Chronique

Jacques Schwarz-Bart

Jazz Racine Haïti

Label / Distribution : Motéma/Membran

Drôle d’histoire… Qui aurait cru que ce très jeune bachelier, puis étudiant à Sciences-Po, qui se destinait à la haute administration, celui que ses camarades de la Berklee School of Boston avaient défié de s’épanouir un jour en musique, au prétexte qu’il était entré dans leur confrérie à l’âge tardif de 27 ans, en serait là aujourd’hui, à ce point d’exaltation si communicatif pour nous tous ? Jacques Schwarz-Bart, fils d’écrivains célèbres [1] auxquels il a dédié son troisième album Abyss en 2008, n’est pas de ceux qui renoncent pour de si futiles raisons. Il le prouve avec ce nouveau disque qui est, en réalité, une page supplémentaire de son histoire personnelle : il faut en effet le comprendre comme une célébration vibrante où se rejoignent jazz et musique sacrée du vaudou haïtien, cette musique qui sait si bien dialoguer avec le silence. Un vaudou injustement entouré d’un halo maléfique aux confins de la magie noire, alors qu’il est à l’origine une religion d’Afrique dont l’objet « est de faire face à la condition humaine en puisant aux sources d’énergie qui se trouvent dans la nature ».

On avait laissé le saxophoniste au cœur du jazz, ou plutôt immergé dans un jazz de cœur, qu’il exprimait dans une formulation qu’on hésite à qualifier de classique de peur d’en nuancer l’éclat : The Art Of Dreaming laissait supposer que si Schwarz-Bart le voyageur avait « décidé de poser ses bagages et de dire en toute humilité son amour de la mélodie », tout le prédisposait à « aller voir vers un nouvel ailleurs ». Cette dernière hypothèse est vérifiée avec ce Jazz Racine Haïti (« Racine » est le nom donné à la musique fondatrice de la culture haïtienne) irrigué d’un flux sanguin qui est celui de ses origines, et où il a voulu « insuffler le génie de la musique vaudou dans son monde de jazzman. » Schwarz-Bart s’est entouré ici d’une équipe enthousiaste dont toutes les voix - piano, trompette, chant et percussions - comptent à part égale et brillent de leurs feux dans un climat à la fois méditatif et joyeux.
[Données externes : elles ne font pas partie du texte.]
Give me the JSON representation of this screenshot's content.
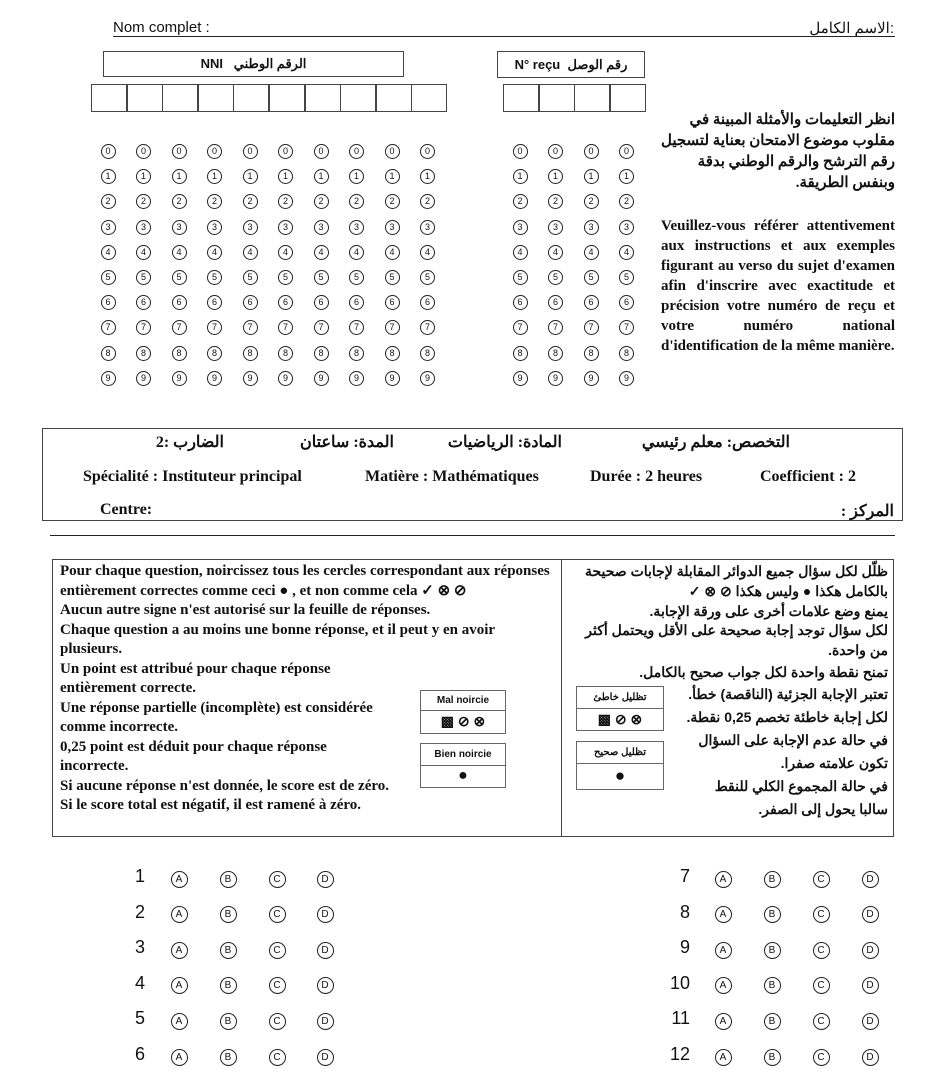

On y retrouve quelques anciens tels que Milan Milanovic ou Stéphanie McKay (pour un rendez-vous virevoltant sur « Kontredans »), mais aussi de nouveaux compagnons très en verve (Alex Tassel au bugle ou, à la trompette, Etienne Charles, dont le dialogue avec Schwarz-Bart sur « Vaudou Zepole » est étourdissant). Il s’agit pour le saxophoniste – au jeu habité d’une puissance tranquille, jamais bavarde, et d’une évidence mélodique qui est la marque des plus grands – de se donner les moyens d’insuffler toute son énergie à chaque note, dans un processus d’élévation personnelle qui lui permette d’entrevoir le mystère de la vie. Il en a retenu une leçon majeure : faire de chaque jour un événement, car il peut être le dernier. Sacré défi, celui d’un chant universel et poétique - défi relevé avec la sérénité qu’il affiche depuis de longues années et met au service de projets à la fois complémentaires et variés, tel son travail sur les rythmes gwoka de la Guadeloupe (Soné Ka La, 2006) ou l’exploration des couleurs soul (Rise Above, 2010).

Radieux, Jazz Racine Haïti est construit autour d’arrangements de chants sacrés, mais aussi de compositions originales inspirées de la tradition haïtienne ou d’autres musiques intégrant les chants vaudous, habitées par les voix poignantes d’Erol Josué et de Rozna Zila. Il n’est porté par aucune mode et aurait pu voir le jour il y a trente ans ou, au contraire, dans un avenir lointain. Sa musique est juste. En cela, il est un nouvel accomplissement pour Jacques Schwarz-Bart, un artiste capable de préserver la limpidité de son âme d’enfant et de renaître de lui-même à chaque instant.

par Denis Desassis // Publié le 17 mars 2014
P.-S. :

P.S. : Jacques Schwarz-Bart (ts), Etienne Charles (tp), Alex Tassel (flg), Milan Milanovic (p), Grégory Privat (p), Ben Williams (b), Reggie Washington (elb), Obed Calvaire (dms), Arnaud Dolmen (dms), Gaston Jean-Baptiste (perc), Claude Saturne (perc), Erol Josué (voc), Rozna Zila (voc), Stéphanie McKay (voc).

[1Jacques Schwarz-Bart, né aux Abymes en Guadeloupe, est le fils d’André Schwarz-Bart, prix Goncourt 1959, et de Simone Schwarz-Bart, elle-même écrivaine, auteure de livres ayant marqué la littérature caribéenne.